Moreover, Mr. Yeltsin does not entirely control the agencies of the Russian state, as the contradictory signals about the Azerbaijan oil deal demonstrated once again. Mr. Yeltsin probably cannot stop all the restless elements of the ex-KGB and the army from some maneuvering in the "Near Abroad". It is easy to say, "better there than here," and to collect whatever advantages for Russia their operations bring. These are understandable reactions, but they are very shortsighted. Precisely because we are not dealing here with coordinated, centrally controlled Russian policy but with ad hoc responses to disorder in the "Near Abroad" and at home, American foreign policy can have some real influence on Russian behavior.

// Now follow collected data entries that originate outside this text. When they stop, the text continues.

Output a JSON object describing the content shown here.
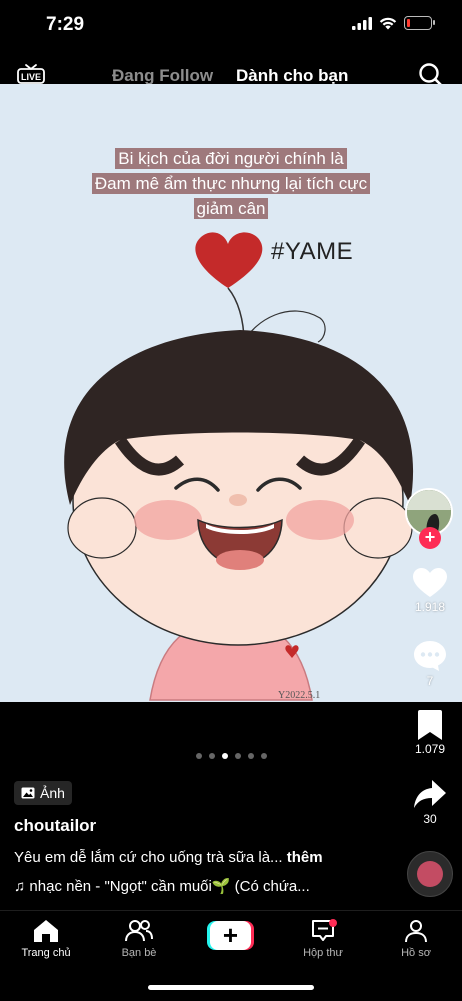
{
  "status_bar": {
    "time": "7:29",
    "battery_level": 0.15,
    "battery_color": "#ff3b30"
  },
  "top_nav": {
    "live_label": "LIVE",
    "following_tab": "Đang Follow",
    "foryou_tab": "Dành cho bạn"
  },
  "post": {
    "caption_overlay": [
      "Bi kịch của đời người chính là",
      "Đam mê ẩm thực nhưng lại tích cực",
      "giảm cân"
    ],
    "hashtag_overlay": "#YAME",
    "media_background": "#dde9f3",
    "slide_count": 6,
    "active_slide": 3,
    "photo_badge": "Ảnh",
    "username": "choutailor",
    "description": "Yêu em dễ lắm cứ cho uống trà sữa là...",
    "more_label": "thêm",
    "music": "nhạc nền - \"Ngọt\" cần muối🌱 (Có chứa..."
  },
  "actions": {
    "likes": "1.918",
    "comments": "7",
    "saves": "1.079",
    "shares": "30"
  },
  "bottom_nav": {
    "home": "Trang chủ",
    "friends": "Bạn bè",
    "inbox": "Hộp thư",
    "profile": "Hồ sơ"
  },
  "colors": {
    "accent": "#fe2c55",
    "accent_alt": "#25f4ee"
  }
}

US Must Be More Vocal To Establish Stability
Western investment in "Near Abroad" energy resources is not only profitable to American business but potentially stabilizing, and the Clinton administration has in the past few months begun working hard to facilitate it. What the administration has not been willing to do is to identify and respond to Russian acts of destabilization. Someone in Russia struck hard and fast to punish Mr. Aliyev for signing the oil deal with us, but it took our State Department six days to issue a bland, naive press statement that urged "the sides [to] work toward a peaceful resolution of the crisis," putting the government (Azerbaijan) which signed the oil deal with us, on the same level as shadowy assassins and mutineers. The statement never hinted at any Russian role, even the public position taken by Russia against the oil deal.

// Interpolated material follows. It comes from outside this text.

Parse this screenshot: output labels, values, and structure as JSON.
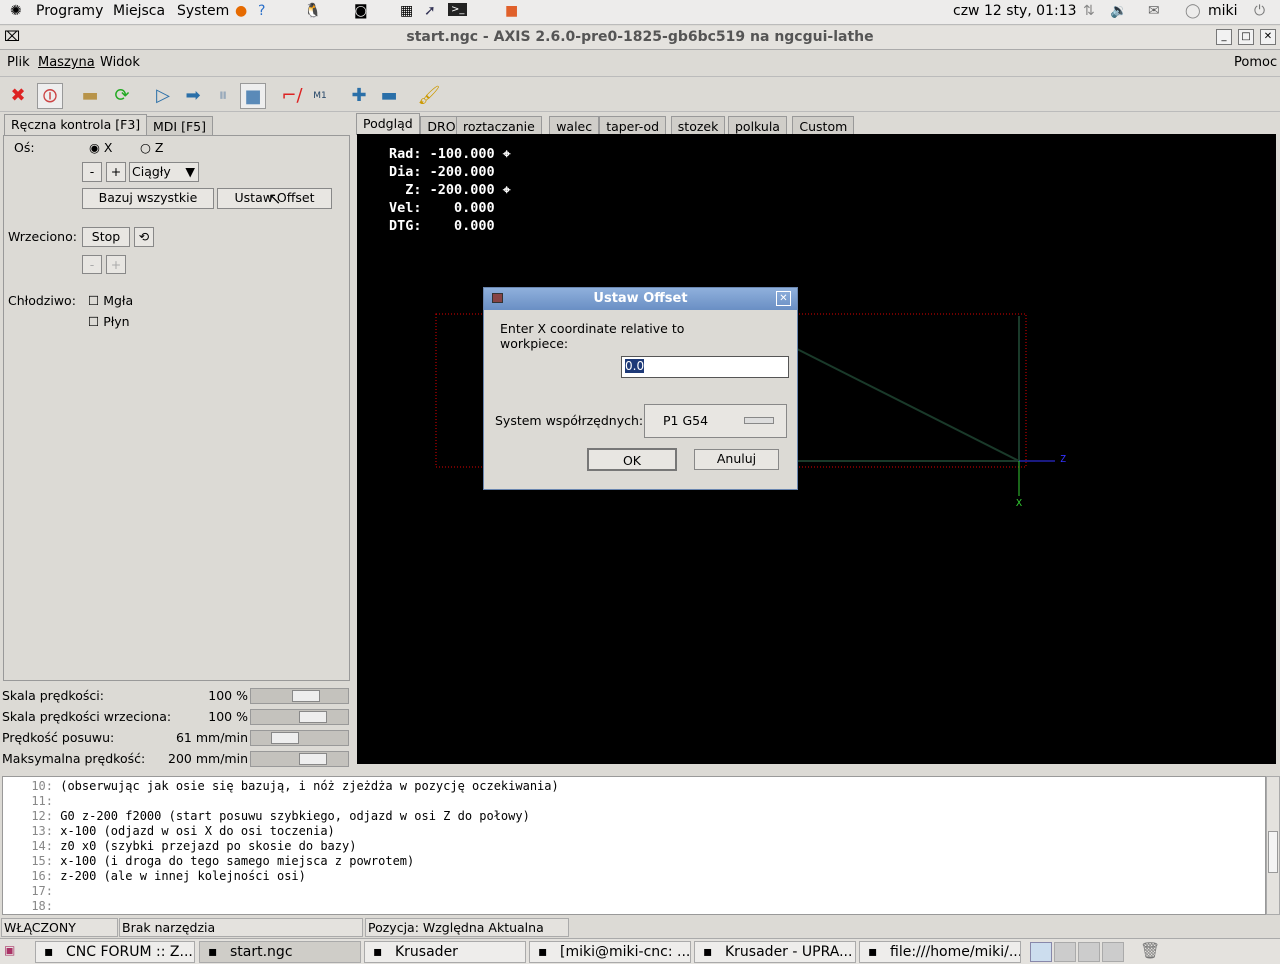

It is not in our interest to get into polemics with Russia that might degenerate into a comic Cold War. Russia is enormously important to us, more important than any oil deal. But precisely for this reason, we need to supply the best elements in Russia with arguments against the worst element, against those who argue there is nothing to be lost in unleashing the assassins and the plundering mercenaries around Russia's borders.

Charles H. Fairbanks Jr. is Research Professor of International Relations at the Johns Hopkins University's Foreign Policy Institute in Washington, DC where Elshan AlakbArov is an Azerbaijan Analyst and Research Assistant.


From Azerbaijan International (2.4) Winter 1994.